Michelle Merritt’s life has had its share of storybook chapters. Perhaps one of the best integrated Americans in Mexico, she was brought here at the age of six by her mother and father, a petroleum engineer with Pemex.
She was educated in Mexico, New Jersey, England and France (at Université Paris Sorbonne), married in Guadalajara, had two sons, one of whom became a doctor, and she boasted a long career as a beloved professor in two BA language programs, English and French, at the University of Guadalajara.
But on August 19 last year, all that seemed to drop away as fast as the elevator – with its signage indicating it was for use by the disabled – which plummeted down with her inside it.
It wasn’t that the 75-year-old hadn’t already faced challenges. A botched ankle operation a few years ago had left her needing a cane. Plus, for years she had been in charge of her husband, Angel, who had begun to suffer from Parkinson’s disease and later cancer, which metastasized.
Angel was brought to visit her in the hospital where Merritt was taken in an ambulance after the accident, which occurred at a restaurant in the upscale Providencia neighborhood, where she had gone to have a break from the considerable care needed by Angel and to celebrate with women friends the return of one of them home to France.
“It was really hard seeing Angel when I was in the hospital,” she said recently. “He wasn’t himself.” But Merritt didn’t have long to continue seeing him.
She stayed in the hospital two weeks and embarked on a series of procedures and six surgeries to repair her two crushed knees, broken hip and fractured ankles. When she returned to her small home, she and Angel stayed in hospital beds in two different rooms, requiring full time nursing care and continuous help from family and friends. After about three months, Angel died.
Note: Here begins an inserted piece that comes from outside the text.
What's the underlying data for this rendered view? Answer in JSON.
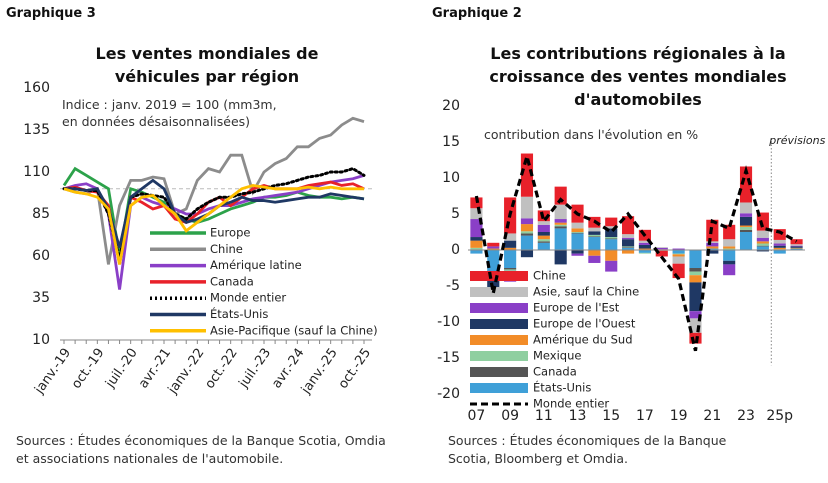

“It was a blessing,” Merritt said. “He was suffering and I too had started to suffer from what is called depersonalization. That’s a term used to describe a recurring characteristic among caregivers. Your patient requires full attention, so you’re no longer the person you were and can’t perform the activities that formed your personality. The problem even extends to not getting enough sleep, nutrition and potty visits. In other words, you’re no longer yourself.”
But of course, Angel’s death, despite lightening Merritt’s load of caring for him, came as an additional blow to her.
“Having to go from an autonomous being to be fully dependent on nurses, family and friends for every need is very tough. And not having my life partner merely adds to the despair, the feeling of not wanting to go on, the emptiness.”
But Merritt, a tall woman with a firm manner, has never been one to fold. Immediately after the accident, with the help of her sons, she initiated legal action against the restaurant, whose name indicates ownership by a well-known Mexican show business family.
“We hired a lawyer immediately following the accident because the person in charge of the restaurant accompanied us to the hospital and gave us his identification information, which later proved to be false. The first setback came from Fiscalia [the state prosecutor’s office]. They refused to take my case, arguing that when one uses dangerous contraptions, ingests harmful substances, and so on, it is at one’s own risk. My lawyer has continued to argue the case. He met with three different judges at three different times and was told the case didn’t hold water because it’s not a criminal case – the law states five factors to validate this point.
“Another problem, according to judges, was the other party has never been present in court. It’s been nine months now and my lawyer keeps on insisting, but to no avail.”
Information has since come out suggesting that the restaurant’s link to the show business family. And it closed soon after the accident, leading Merritt to wonder if it was due to her lawsuit. The closing makes it all the harder to identify the persons responsible for the accident.
In April, after hip replacement and many other procedures, she had knee replacement surgery, “after a long wait to get my leg bones strong enough to hold it. There’s still one to go.”
As for her emotional and financial state, she says, “I’m filled with anxiety over the medical bills that aren’t covered by my insurance, over the tension this has caused my sons, who’ve been on call now for three years, over the probability of needing a walker to get around from now on, over having another fall, over reflecting on my every move so that I don’t damage the prostheses that are in my body.
“I wish people would be responsible for the civil injustices they cause,” Merritt summed up, adding, “and I wish the wheels of justice didn’t churn so slowly.” She noted that whenever she thinks about it, her blood pressure rises – another medical problem.
But “I will not give up,” she promises.